Gratiola pilosa

Scientific classification
- Kingdom: Plantae
- Clade: Embryophytes
- Clade: Tracheophytes
- Clade: Spermatophytes
- Clade: Angiosperms
- Clade: Eudicots
- Clade: Asterids
- Order: Lamiales
- Family: Plantaginaceae
- Genus: Gratiola
- Species: G. pilosa
- Binomial name: Gratiola pilosa (Michx.) Small

= Gratiola pilosa =

- Genus: Gratiola
- Species: pilosa
- Authority: (Michx.) Small

Species of plant

Gratiola pilosa, commonly known as shaggy hedge-hyssop, is a perennial forb in the family Plantaginaceae native to the United States.

== Description ==
Gratiola pilosa is a stiff, erect, usually unbranched perennial herb, growing 10–70 cm tall, with pilose stems about 1–2 mm in diameter. The leaves are opposite, sessile, and ovate to ovate-lanceolate, measuring 1.2–2 cm long and 5–11 mm wide. They are entire or irregularly serrate, hairy, and often dotted with glandular punctations. Flowers are solitary in the axils of leafy bracts, typically with a pair of small bractlets just below the calyx. The flowers are sessile or nearly so, with pedicels less than 1 mm long. The sepals are linear to linear-lanceolate, 3–7 mm long, pubescent, and subequal, usually exceeded by linear bractlets. The corolla is small, 6–8 mm long, white or tinged with lavender.
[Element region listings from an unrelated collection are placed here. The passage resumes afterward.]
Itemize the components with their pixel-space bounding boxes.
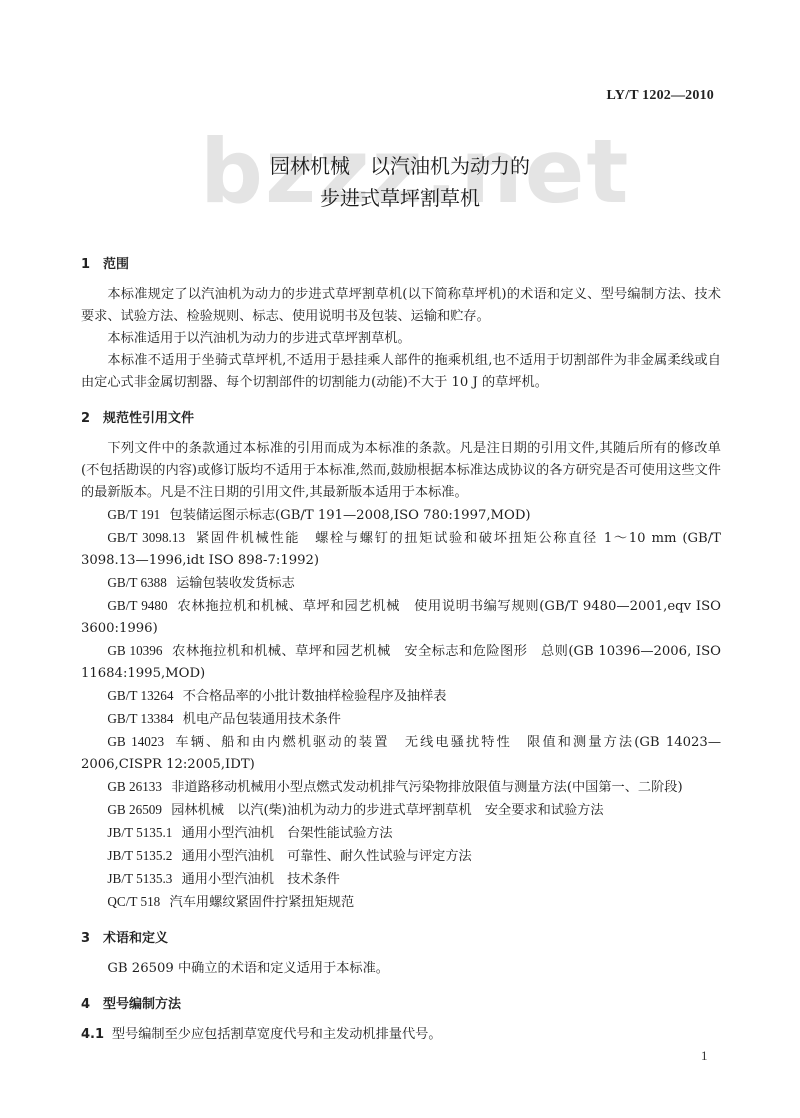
reference-code: GB 26133 [107,779,162,794]
reference-code: JB/T 5135.2 [107,848,172,863]
section-1-heading: 1范围 [81,254,721,276]
reference-code: GB/T 9480 [107,598,167,613]
reference-item: GB/T 191包装储运图示标志(GB/T 191—2008,ISO 780:1… [81,504,721,527]
section-number: 2 [81,408,103,430]
section-3-heading: 3术语和定义 [81,928,721,950]
reference-title: 车辆、船和由内燃机驱动的装置 无线电骚扰特性 限值和测量方法(GB 14023—… [81,735,721,772]
reference-item: JB/T 5135.3通用小型汽油机 技术条件 [81,868,721,891]
clause-4-1: 4.1型号编制至少应包括割草宽度代号和主发动机排量代号。 [81,1024,721,1046]
reference-item: GB 26509园林机械 以汽(柴)油机为动力的步进式草坪割草机 安全要求和试验… [81,799,721,822]
reference-title: 农林拖拉机和机械、草坪和园艺机械 安全标志和危险图形 总则(GB 10396—2… [81,644,721,681]
section-title: 术语和定义 [103,931,168,946]
section-title: 规范性引用文件 [103,411,194,426]
clause-text: 型号编制至少应包括割草宽度代号和主发动机排量代号。 [112,1027,442,1042]
document-body: 1范围 本标准规定了以汽油机为动力的步进式草坪割草机(以下简称草坪机)的术语和定… [81,254,721,1046]
reference-title: 非道路移动机械用小型点燃式发动机排气污染物排放限值与测量方法(中国第一、二阶段) [171,780,682,795]
reference-item: GB/T 6388运输包装收发货标志 [81,572,721,595]
reference-item: QC/T 518汽车用螺纹紧固件拧紧扭矩规范 [81,891,721,914]
reference-title: 通用小型汽油机 可靠性、耐久性试验与评定方法 [182,849,472,864]
reference-title: 通用小型汽油机 台架性能试验方法 [182,826,393,841]
paragraph: 本标准规定了以汽油机为动力的步进式草坪割草机(以下简称草坪机)的术语和定义、型号… [81,284,721,328]
section-number: 4 [81,994,103,1016]
section-title: 型号编制方法 [103,997,181,1012]
reference-code: GB/T 3098.13 [107,530,185,545]
title-line-2: 步进式草坪割草机 [0,182,800,214]
title-line-1: 园林机械 以汽油机为动力的 [0,150,800,182]
reference-code: GB/T 13384 [107,711,173,726]
reference-title: 包装储运图示标志(GB/T 191—2008,ISO 780:1997,MOD) [170,508,531,523]
reference-list: GB/T 191包装储运图示标志(GB/T 191—2008,ISO 780:1… [81,504,721,914]
reference-item: GB/T 13264不合格品率的小批计数抽样检验程序及抽样表 [81,685,721,708]
reference-code: GB/T 13264 [107,688,173,703]
section-2-heading: 2规范性引用文件 [81,408,721,430]
standard-number: LY/T 1202—2010 [607,88,714,104]
section-number: 3 [81,928,103,950]
reference-code: GB/T 191 [107,507,160,522]
reference-item: GB/T 13384机电产品包装通用技术条件 [81,708,721,731]
reference-item: JB/T 5135.1通用小型汽油机 台架性能试验方法 [81,822,721,845]
reference-title: 汽车用螺纹紧固件拧紧扭矩规范 [170,895,355,910]
clause-number: 4.1 [81,1027,104,1042]
reference-title: 机电产品包装通用技术条件 [183,712,341,727]
reference-item: GB 10396农林拖拉机和机械、草坪和园艺机械 安全标志和危险图形 总则(GB… [81,640,721,685]
reference-item: GB 26133非道路移动机械用小型点燃式发动机排气污染物排放限值与测量方法(中… [81,776,721,799]
paragraph: GB 26509 中确立的术语和定义适用于本标准。 [81,958,721,980]
reference-item: JB/T 5135.2通用小型汽油机 可靠性、耐久性试验与评定方法 [81,845,721,868]
reference-item: GB/T 3098.13紧固件机械性能 螺栓与螺钉的扭矩试验和破坏扭矩公称直径 … [81,527,721,572]
reference-code: GB 10396 [107,643,162,658]
section-title: 范围 [103,257,129,272]
paragraph: 本标准适用于以汽油机为动力的步进式草坪割草机。 [81,328,721,350]
reference-code: QC/T 518 [107,894,160,909]
section-4-heading: 4型号编制方法 [81,994,721,1016]
document-title: 园林机械 以汽油机为动力的 步进式草坪割草机 [0,150,800,214]
reference-title: 园林机械 以汽(柴)油机为动力的步进式草坪割草机 安全要求和试验方法 [171,803,603,818]
reference-code: GB/T 6388 [107,575,166,590]
page-number: 1 [701,1048,708,1064]
paragraph: 本标准不适用于坐骑式草坪机,不适用于悬挂乘人部件的拖乘机组,也不适用于切割部件为… [81,350,721,394]
reference-code: GB 14023 [107,734,164,749]
section-number: 1 [81,254,103,276]
reference-item: GB 14023车辆、船和由内燃机驱动的装置 无线电骚扰特性 限值和测量方法(G… [81,731,721,776]
reference-code: JB/T 5135.3 [107,871,172,886]
reference-code: GB 26509 [107,802,162,817]
reference-title: 不合格品率的小批计数抽样检验程序及抽样表 [183,689,447,704]
reference-code: JB/T 5135.1 [107,825,172,840]
reference-title: 通用小型汽油机 技术条件 [182,872,340,887]
reference-item: GB/T 9480农林拖拉机和机械、草坪和园艺机械 使用说明书编写规则(GB/T… [81,595,721,640]
reference-title: 农林拖拉机和机械、草坪和园艺机械 使用说明书编写规则(GB/T 9480—200… [81,599,721,636]
paragraph: 下列文件中的条款通过本标准的引用而成为本标准的条款。凡是注日期的引用文件,其随后… [81,438,721,504]
reference-title: 运输包装收发货标志 [176,576,295,591]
The upper two stamens are fertile, while the lower two are rudimentary or absent; anthers often have a transverse orientation and may be topped with a membranous connective. The fruit is a smooth, conical to globose capsule, 4–5 mm long.

== Distribution and habitat ==
It is found from New Jersey south to South Florida, west to East Texas, and northward in the interior to Kentucky, Tennessee, Arkansas, and eastern Oklahoma. It grows in wet pine savannas, marshes, and other wet areas.